Iowa’s two major political parties will hold precinct-level meetings this Saturday afternoon at one o’clock.

It’s the first time ever that the Iowa Republican Party and the Iowa Democratic Party Caucuses have been held on a Saturday and organizers hope having it in the afternoon rather than the evening will boost attendance.

Matt Strawn, the chairman of the Republican Party of Iowa, will attend his local caucus at a middle school in Ankeny.”This really is the first step in crafting your party’s agenda for the 2010 election cycle,” Strawn says. 

“If you’re an Iowan that’s frustrated about something you see happening in this state, the precinct caucuses give you an opportunity raise that issue at your chosen political party with your friends and neighbors and try and make that position the position of your party at the county level and then the state level, potentially becoming part of that party’s platform.”

Iowa Democratic Party chairman Michael Kiernan will attend his local caucus at a meeting hall in Des Moines.

“This is one of the areas where the Iowa Democratic Party and the Iowa Republican Party have worked together to move this to a Saturday,” Kiernan says. “We are hoping for greater participation.” 

The two parties are hoping more young people choose to attend since a Saturday afternoon doesn’t have “school night” conflicts for parents and for high schoolers who’ll be eligible to vote in November. A Saturday Caucus also answers complaints from those who have argued holding the Caucuses on weeknights disenfranchises shift-workers.

“This is an experiment this year. Both the chair of the Republican Party and myself thought this was the right approach, to take this back to our national committees and say that we did try a Saturday afternoon,” Kiernan says. “And so we’ll see how participation goes and take the feedback to the national committees.”

The Iowa Caucuses garner national attention in presidential election years, but attendance and attention normally are much lower for Caucuses in “midterm” election years.

This year’s Caucuses could play an important role in Republican Party politics later in the year, however. If none of the four candidates seeking the party’s nomination for governor win 35 percent of the vote in June’s primary, the G.O.P. nominee will be chosen at a convention.  Strawn says the delegates to that convention will be people who show up for this Saturday’s precinct caucuses and then went to county and district conventions.

“I do not know the exact plans of the gubernatorial candidates and different congressional candidates in districts, other than I know they are making sure they have active supporters there in some of the larger counties to speak on their behalf,” Strawn says, “even though there is no straw poll or preference as there is in a presidential year.”

Having conventions to choose party nominees is rare.
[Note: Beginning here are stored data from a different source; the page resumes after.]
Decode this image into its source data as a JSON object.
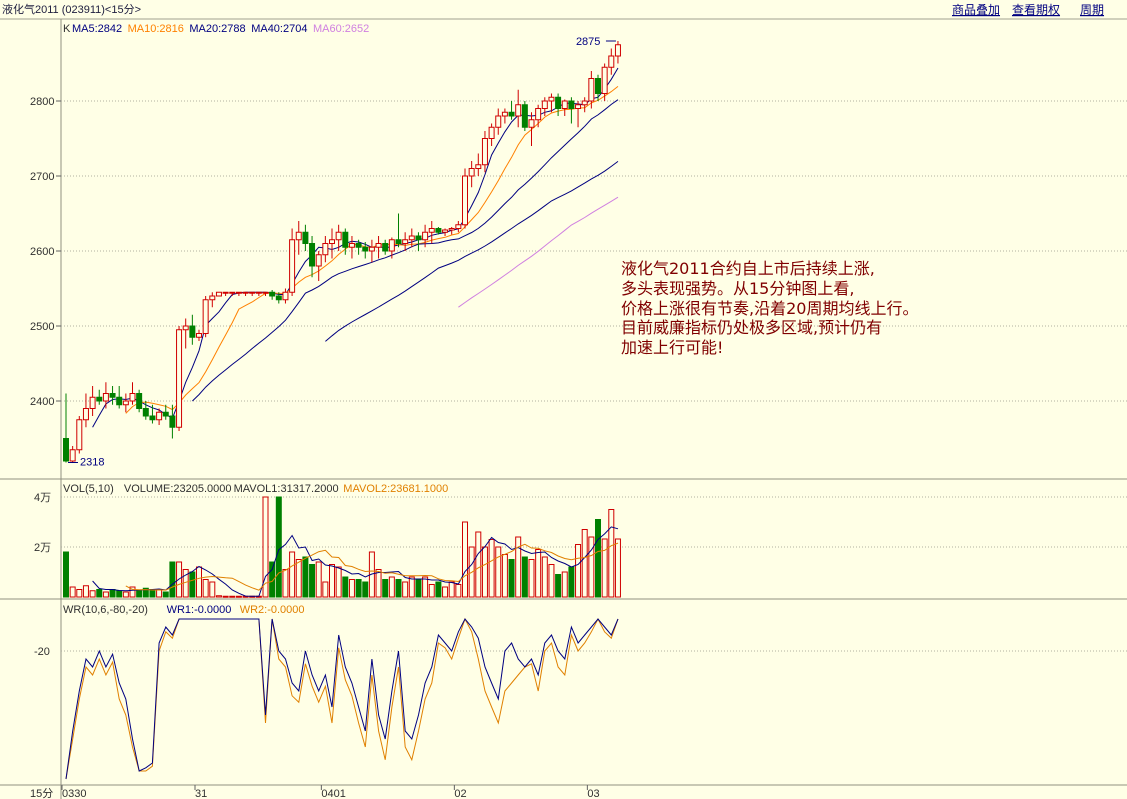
{
  "header": {
    "title": "液化气2011 (023911)<15分>",
    "links": [
      "商品叠加",
      "查看期权",
      "周期"
    ]
  },
  "price_panel": {
    "k_label": "K",
    "ma": [
      {
        "label": "MA5:2842",
        "color": "#000080"
      },
      {
        "label": "MA10:2816",
        "color": "#ff8000"
      },
      {
        "label": "MA20:2788",
        "color": "#000080"
      },
      {
        "label": "MA40:2704",
        "color": "#000080"
      },
      {
        "label": "MA60:2652",
        "color": "#d080e0"
      }
    ],
    "y_ticks": [
      "2800",
      "2700",
      "2600",
      "2500",
      "2400"
    ],
    "high_label": "2875",
    "low_label": "2318",
    "annotation": [
      "液化气2011合约自上市后持续上涨,",
      "多头表现强势。从15分钟图上看,",
      "价格上涨很有节奏,沿着20周期均线上行。",
      "目前威廉指标仍处极多区域,预计仍有",
      "加速上行可能!"
    ]
  },
  "volume_panel": {
    "labels": [
      {
        "text": "VOL(5,10)",
        "color": "#303030"
      },
      {
        "text": "VOLUME:23205.0000",
        "color": "#303030"
      },
      {
        "text": "MAVOL1:31317.2000",
        "color": "#303030"
      },
      {
        "text": "MAVOL2:23681.1000",
        "color": "#e08000"
      }
    ],
    "y_ticks": [
      "4万",
      "2万"
    ]
  },
  "wr_panel": {
    "labels": [
      {
        "text": "WR(10,6,-80,-20)",
        "color": "#303030"
      },
      {
        "text": "WR1:-0.0000",
        "color": "#000080"
      },
      {
        "text": "WR2:-0.0000",
        "color": "#e08000"
      }
    ],
    "y_ticks": [
      "-20"
    ]
  },
  "x_axis": {
    "period": "15分",
    "ticks": [
      "0330",
      "31",
      "0401",
      "02",
      "03"
    ]
  },
  "colors": {
    "background": "#ffffe6",
    "up": "#d00000",
    "down": "#008000",
    "grid": "#b0b0a0",
    "ma5": "#000080",
    "ma10": "#ff8000",
    "ma20": "#000080",
    "ma40": "#000080",
    "ma60": "#d080e0",
    "wr1": "#000080",
    "wr2": "#e08000",
    "annotation": "#800000"
  },
  "chart_data": {
    "type": "candlestick",
    "x_ticks": [
      {
        "index": 0,
        "label": "0330"
      },
      {
        "index": 20,
        "label": "31"
      },
      {
        "index": 39,
        "label": "0401"
      },
      {
        "index": 59,
        "label": "02"
      },
      {
        "index": 79,
        "label": "03"
      }
    ],
    "candles": [
      [
        2350,
        2410,
        2318,
        2320
      ],
      [
        2320,
        2340,
        2318,
        2335
      ],
      [
        2335,
        2380,
        2330,
        2375
      ],
      [
        2375,
        2410,
        2365,
        2390
      ],
      [
        2390,
        2420,
        2380,
        2405
      ],
      [
        2405,
        2415,
        2395,
        2400
      ],
      [
        2400,
        2425,
        2390,
        2410
      ],
      [
        2410,
        2420,
        2395,
        2405
      ],
      [
        2405,
        2420,
        2390,
        2395
      ],
      [
        2395,
        2410,
        2385,
        2400
      ],
      [
        2400,
        2425,
        2395,
        2410
      ],
      [
        2410,
        2415,
        2385,
        2390
      ],
      [
        2390,
        2400,
        2375,
        2380
      ],
      [
        2380,
        2395,
        2370,
        2375
      ],
      [
        2375,
        2390,
        2368,
        2385
      ],
      [
        2385,
        2395,
        2375,
        2380
      ],
      [
        2380,
        2395,
        2350,
        2365
      ],
      [
        2365,
        2500,
        2360,
        2495
      ],
      [
        2495,
        2510,
        2470,
        2500
      ],
      [
        2500,
        2515,
        2475,
        2485
      ],
      [
        2485,
        2495,
        2480,
        2490
      ],
      [
        2490,
        2540,
        2485,
        2535
      ],
      [
        2535,
        2545,
        2525,
        2540
      ],
      [
        2540,
        2545,
        2540,
        2545
      ],
      [
        2545,
        2545,
        2540,
        2545
      ],
      [
        2545,
        2545,
        2540,
        2545
      ],
      [
        2545,
        2545,
        2540,
        2545
      ],
      [
        2545,
        2545,
        2540,
        2545
      ],
      [
        2545,
        2545,
        2540,
        2545
      ],
      [
        2545,
        2545,
        2540,
        2545
      ],
      [
        2545,
        2545,
        2540,
        2545
      ],
      [
        2545,
        2548,
        2535,
        2540
      ],
      [
        2540,
        2545,
        2530,
        2535
      ],
      [
        2535,
        2550,
        2530,
        2545
      ],
      [
        2545,
        2630,
        2540,
        2615
      ],
      [
        2615,
        2640,
        2595,
        2625
      ],
      [
        2625,
        2635,
        2600,
        2610
      ],
      [
        2610,
        2620,
        2565,
        2580
      ],
      [
        2580,
        2600,
        2560,
        2595
      ],
      [
        2595,
        2620,
        2585,
        2610
      ],
      [
        2610,
        2630,
        2590,
        2615
      ],
      [
        2615,
        2635,
        2600,
        2625
      ],
      [
        2625,
        2630,
        2595,
        2605
      ],
      [
        2605,
        2620,
        2590,
        2610
      ],
      [
        2610,
        2615,
        2595,
        2605
      ],
      [
        2605,
        2612,
        2590,
        2600
      ],
      [
        2600,
        2615,
        2585,
        2605
      ],
      [
        2605,
        2620,
        2590,
        2610
      ],
      [
        2610,
        2615,
        2595,
        2600
      ],
      [
        2600,
        2618,
        2590,
        2615
      ],
      [
        2615,
        2650,
        2605,
        2610
      ],
      [
        2610,
        2625,
        2600,
        2615
      ],
      [
        2615,
        2630,
        2605,
        2620
      ],
      [
        2620,
        2625,
        2600,
        2615
      ],
      [
        2615,
        2635,
        2605,
        2625
      ],
      [
        2625,
        2640,
        2610,
        2630
      ],
      [
        2630,
        2632,
        2622,
        2625
      ],
      [
        2625,
        2630,
        2620,
        2628
      ],
      [
        2628,
        2632,
        2622,
        2630
      ],
      [
        2630,
        2640,
        2625,
        2635
      ],
      [
        2635,
        2710,
        2630,
        2700
      ],
      [
        2700,
        2720,
        2685,
        2710
      ],
      [
        2710,
        2730,
        2700,
        2715
      ],
      [
        2715,
        2760,
        2705,
        2750
      ],
      [
        2750,
        2770,
        2740,
        2765
      ],
      [
        2765,
        2790,
        2755,
        2780
      ],
      [
        2780,
        2790,
        2770,
        2785
      ],
      [
        2785,
        2800,
        2775,
        2780
      ],
      [
        2780,
        2815,
        2765,
        2795
      ],
      [
        2795,
        2800,
        2760,
        2765
      ],
      [
        2765,
        2785,
        2740,
        2775
      ],
      [
        2775,
        2795,
        2765,
        2790
      ],
      [
        2790,
        2805,
        2780,
        2800
      ],
      [
        2800,
        2810,
        2785,
        2805
      ],
      [
        2805,
        2810,
        2780,
        2790
      ],
      [
        2790,
        2802,
        2780,
        2800
      ],
      [
        2800,
        2805,
        2770,
        2790
      ],
      [
        2790,
        2800,
        2765,
        2795
      ],
      [
        2795,
        2805,
        2785,
        2800
      ],
      [
        2800,
        2840,
        2790,
        2830
      ],
      [
        2830,
        2835,
        2800,
        2810
      ],
      [
        2810,
        2850,
        2800,
        2845
      ],
      [
        2845,
        2870,
        2835,
        2860
      ],
      [
        2860,
        2880,
        2850,
        2875
      ]
    ],
    "volume": [
      18000,
      4000,
      3000,
      4500,
      2500,
      3000,
      2000,
      3000,
      2500,
      2000,
      4000,
      2500,
      3500,
      3000,
      3000,
      2000,
      14000,
      14000,
      11000,
      10000,
      12000,
      7000,
      6000,
      500,
      300,
      300,
      300,
      300,
      300,
      300,
      40000,
      14000,
      40000,
      11000,
      18000,
      15000,
      16000,
      13000,
      14000,
      6000,
      13000,
      12000,
      8000,
      7000,
      7000,
      6000,
      18000,
      11000,
      7000,
      8000,
      7000,
      6000,
      8000,
      7000,
      8000,
      5000,
      6000,
      4000,
      6000,
      5000,
      30000,
      20000,
      26000,
      20000,
      23000,
      20000,
      17000,
      15000,
      24000,
      16000,
      15000,
      19000,
      16000,
      13000,
      9000,
      10000,
      12000,
      21000,
      27000,
      24000,
      31000,
      23205,
      35000,
      23205
    ],
    "wr1": [
      -100,
      -70,
      -45,
      -25,
      -30,
      -20,
      -30,
      -22,
      -40,
      -50,
      -75,
      -95,
      -93,
      -90,
      -15,
      -5,
      -10,
      0,
      0,
      0,
      0,
      0,
      0,
      0,
      0,
      0,
      0,
      0,
      0,
      0,
      -60,
      0,
      -20,
      -25,
      -40,
      -45,
      -20,
      -35,
      -45,
      -35,
      -55,
      -10,
      -30,
      -40,
      -55,
      -70,
      -25,
      -60,
      -75,
      -45,
      -20,
      -70,
      -75,
      -60,
      -40,
      -30,
      -10,
      -15,
      -20,
      -8,
      0,
      -5,
      -12,
      -30,
      -40,
      -50,
      -20,
      -15,
      -25,
      -30,
      -25,
      -35,
      -15,
      -10,
      -20,
      -25,
      -5,
      -15,
      -10,
      -5,
      0,
      -5,
      -10,
      0
    ],
    "wr2": [
      -100,
      -75,
      -50,
      -30,
      -35,
      -25,
      -35,
      -27,
      -50,
      -60,
      -80,
      -95,
      -95,
      -92,
      -20,
      -8,
      -12,
      0,
      0,
      0,
      0,
      0,
      0,
      0,
      0,
      0,
      0,
      0,
      0,
      0,
      -65,
      0,
      -25,
      -30,
      -48,
      -52,
      -28,
      -42,
      -52,
      -42,
      -65,
      -18,
      -38,
      -48,
      -65,
      -80,
      -35,
      -70,
      -88,
      -55,
      -30,
      -80,
      -88,
      -70,
      -50,
      -40,
      -15,
      -18,
      -25,
      -12,
      0,
      -8,
      -25,
      -45,
      -55,
      -65,
      -45,
      -40,
      -35,
      -30,
      -28,
      -45,
      -20,
      -15,
      -30,
      -35,
      -10,
      -20,
      -15,
      -8,
      0,
      -8,
      -12,
      0
    ]
  }
}
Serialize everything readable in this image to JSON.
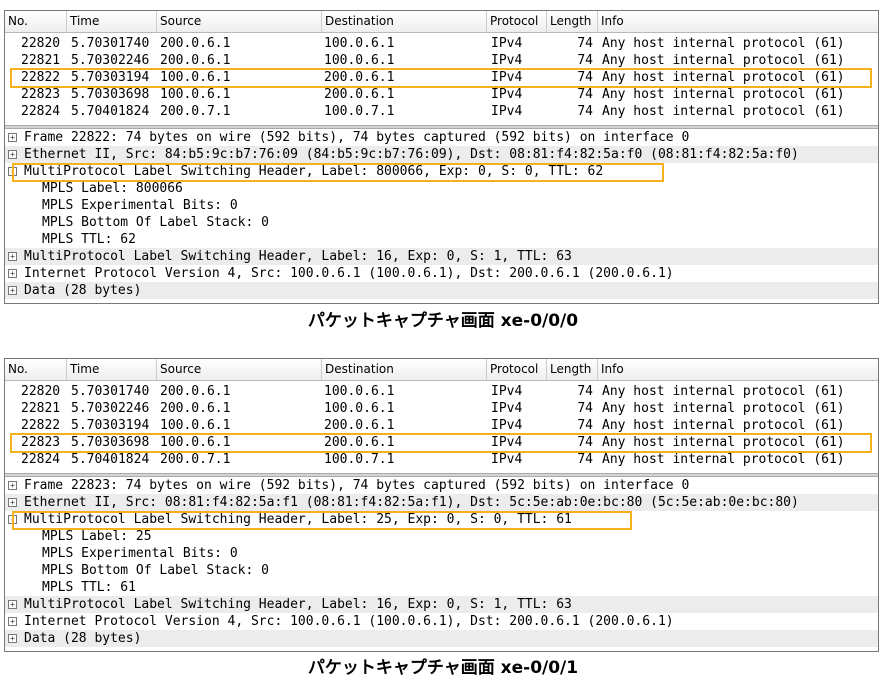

But Republicans in Iowa’s fifth congressional district held a nominating convention in Denison in 2000 after none of the candidates running in the district received 35 percent of the vote in the June primary.  Steve King wound up receiving the nomination from the convention delegates, all of whom had attended the precinct caucuses at the start of the year. 

In 2002, the Republican party’s gubernatorial nominee won a tight, three-way race, barely crossing that 35 percent threshold.  Doug Gross won 33.88 percent of the votes cast in that 2002 primary.  

This past summer a coalition of groups raised objections about the timing of Saturday’s caucuses, arguing Iowa Jews “will have to choose between practicing their faith and their civic duty.”  The Jewish Sabbath starts at sundown Friday and ends Saturday night.